DEV Community

I Built a Knowledge Evaluator That Uses Notion to Judge What's Worth Remembering

Daniel Nwaneri on March 12, 2026

Foundation kept everything. After 300 conversations, search returned noise. That was the problem I was actually trying to solve. I've been buildin...

Read full post

crow • Mar 14

The relevance scoring angle is interesting — deciding what's worth remembering is half the problem with AI memory systems. I built a semantic memory layer for my local AI that does something similar, storing exchanges as embeddings and retrieving by cosine similarity. The curation problem is real.

Daniel Nwaneri • Mar 14

Cosine similarity tells you what's related. It doesn't tell you what's worth keeping. That distinction is what the scoring signals are trying to formalize — usage, validation, specificity as proxies for "did this actually matter."
Curious how you handle the promotion decision. Do you auto-promote above a similarity threshold or is there a manual gate somewhere in the loop

crow • Mar 14

Right now it's threshold only — no promotion layer. Your point about usage and validation as proxies is exactly the gap I'm going to close. Building a memory promotion layer this weekend — usage frequency + outcome scores from the regret index as the signal for what's worth keeping. I'm open to any ideas you have in mind as well.

Daniel Nwaneri • Mar 14

The regret index as a promotion signal is clever — outcome scoring after the fact is more honest than trying to predict value upfront. One thing I'd watch: frequency alone promotes what gets repeated, not what's correct. A wrong pattern repeated 10 times scores higher than a right one used once.
The validation signal in my setup tries to catch that — was it confirmed to work, not just used. Might be worth pairing your outcome scores with a recency decay so recent regret-free events outweigh stale frequency. Happy to share the scoring code if useful.

crow • Mar 14

Good catch on the frequency problem — you're right, repeated wrong patterns would outscore a correct one used once. I added recency decay alongside the outcome scores, half-life around 42 days. Recent regret-free retrievals now outweigh stale frequency. The validation signal idea is interesting — do you confirm correctness explicitly or infer it from downstream success?

Daniel Nwaneri • Mar 15

Inferred, not explicit. The validation signal fires when the excerpt contains confirmation language - "confirmed in production," "tested," "works on," referenced docs. It's pattern matching on the text, not downstream tracking.
Explicit confirmation would be stronger but it requires closing the loop after the fact - knowing whether the thing actually worked. I don't have that yet. The regret index you have is closer to true validation than anything I'm doing. You're measuring actual outcomes. I'm measuring stated confidence at capture time.
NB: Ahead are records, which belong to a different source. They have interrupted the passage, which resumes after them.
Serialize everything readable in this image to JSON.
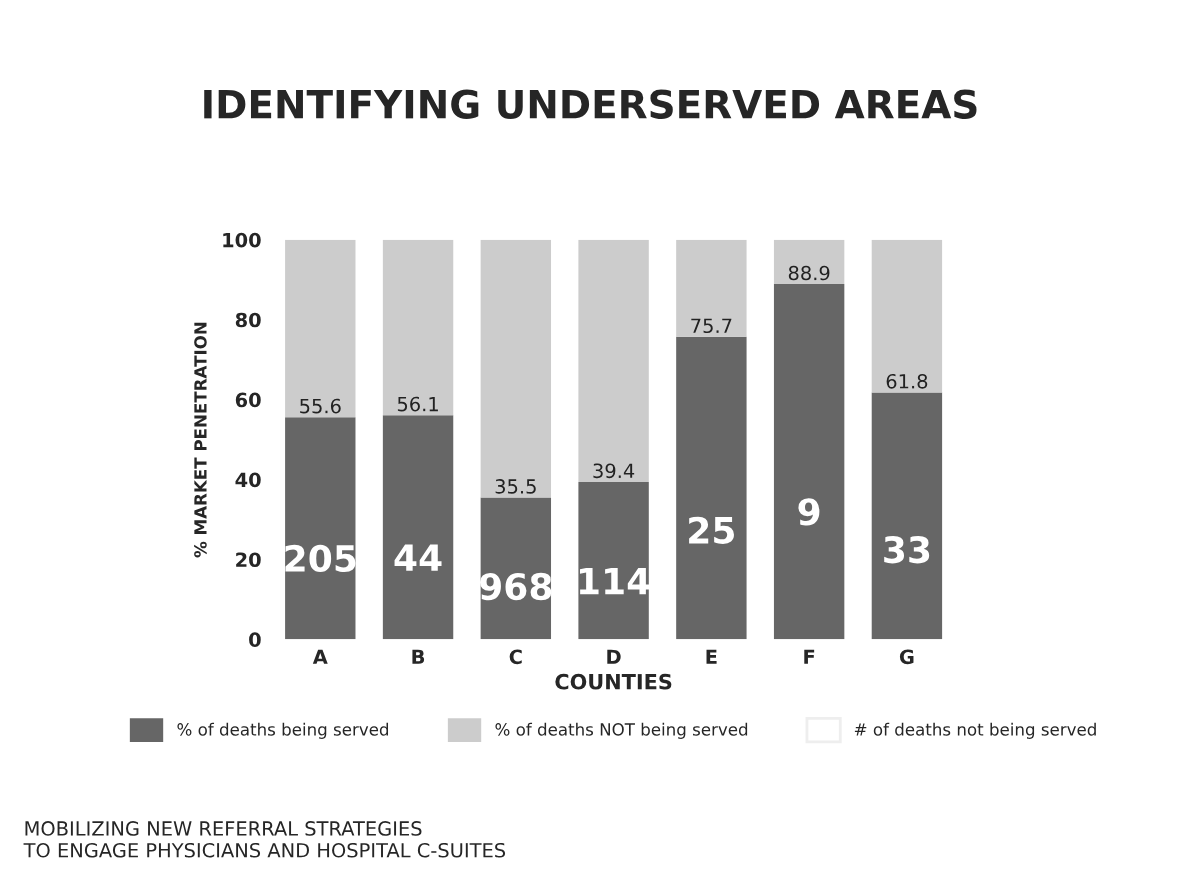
{
  "chart_data": {
    "type": "bar",
    "title": "IDENTIFYING UNDERSERVED AREAS",
    "xlabel": "COUNTIES",
    "ylabel": "% MARKET PENETRATION",
    "categories": [
      "A",
      "B",
      "C",
      "D",
      "E",
      "F",
      "G"
    ],
    "stacked": true,
    "series": [
      {
        "name": "% of deaths being served",
        "color": "#666666",
        "values": [
          55.6,
          56.1,
          35.5,
          39.4,
          75.7,
          88.9,
          61.8
        ],
        "value_labels": [
          "55.6",
          "56.1",
          "35.5",
          "39.4",
          "75.7",
          "88.9",
          "61.8"
        ]
      },
      {
        "name": "% of deaths NOT being served",
        "color": "#cccccc",
        "values": [
          44.4,
          43.9,
          64.5,
          60.6,
          24.3,
          11.1,
          38.2
        ]
      },
      {
        "name": "# of deaths not being served",
        "color": "#ffffff",
        "values": [
          null,
          null,
          null,
          null,
          null,
          null,
          null
        ]
      }
    ],
    "ylim": [
      0,
      100
    ],
    "yticks": [
      0,
      20,
      40,
      60,
      80,
      100
    ],
    "grid": false,
    "legend": "bottom",
    "annotations": [
      "205",
      "44",
      "968",
      "114",
      "25",
      "9",
      "33",
      "MOBILIZING NEW REFERRAL STRATEGIES\nTO ENGAGE PHYSICIANS AND HOSPITAL C-SUITES"
    ]
  }
}
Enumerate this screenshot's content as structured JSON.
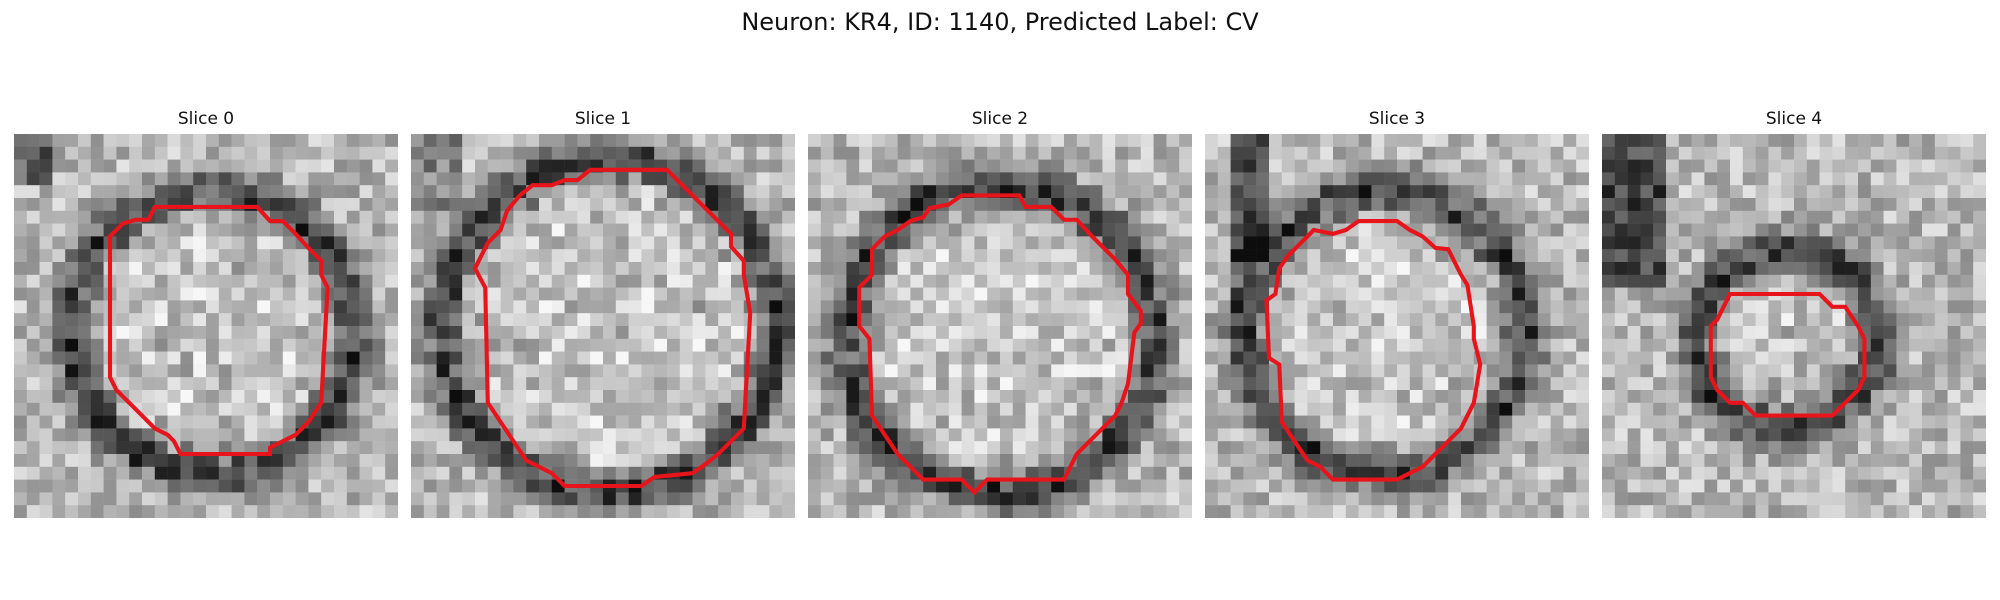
{
  "figure": {
    "title": "Neuron: KR4, ID: 1140, Predicted Label: CV",
    "contour_color": "#e8141b",
    "colormap": "grayscale"
  },
  "panels": [
    {
      "title": "Slice 0"
    },
    {
      "title": "Slice 1"
    },
    {
      "title": "Slice 2"
    },
    {
      "title": "Slice 3"
    },
    {
      "title": "Slice 4"
    }
  ]
}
The 42-day half-life is interesting - how did you land on that number?

leob • Mar 12

What's so special about Notion, couldn't you just use whatever database/table(s) as the "review" queue, or was it just that it turned out to be a convenient choice?

Daniel Nwaneri • Mar 12

You could and in production Foundation uses Vectorize/D1 for this. For this challenge, Notion was the right choice for 2 reasons: it's a human-readable UI with no frontend to build and the MCP server let Claude Desktop query the same Review Queue the Worker writes to. That bidirectional loop — REST writes, MCP reads was the point of the submission.

leob • Mar 13

Okay makes sense :-)

(I'm not familiar with Notion, never used it)

Daniel Nwaneri • Mar 13

Notion is basically a flexible database with a built-in UI that non-developers can actually use. That human-friendly layer is what made it the right fit here.

Swift • Mar 12

Personally I would think about Notion as an abstracted front-end interface. It's where the collaboration and data originates, the agent is taking advantage of that using the MCP connection.

Daniel Nwaneri • Mar 12

Exactly this. And the MCP connection is what makes it more than just a UI. The Worker writes to Notion via REST, Claude Desktop queries it back via the MCP server and a human resolves it in the same view. 3 different actors, one surface.

Juan Isidoro García Cifuentes • Mar 17

I love it! It's an idea with a lot of potential. You've identified a significant gap. Best of luck!!

Daniel Nwaneri • Mar 17

Thanks,the gap felt obvious once I hit it — 300 conversations in Foundation and search started returning noise instead of signal. The evaluator is the piece that was always missing. Appreciate the kind words.

Paul R • Mar 15

the video implementation wise could be improved,to me some were point blank basic

Daniel Nwaneri • Mar 16

Appreciate the feedback. The videos are screen recordings of a live system - the value is in watching the Worker evaluate, route to Notion, and have Claude read it back via MCP in real time. Happy to hear what specifically you'd improve.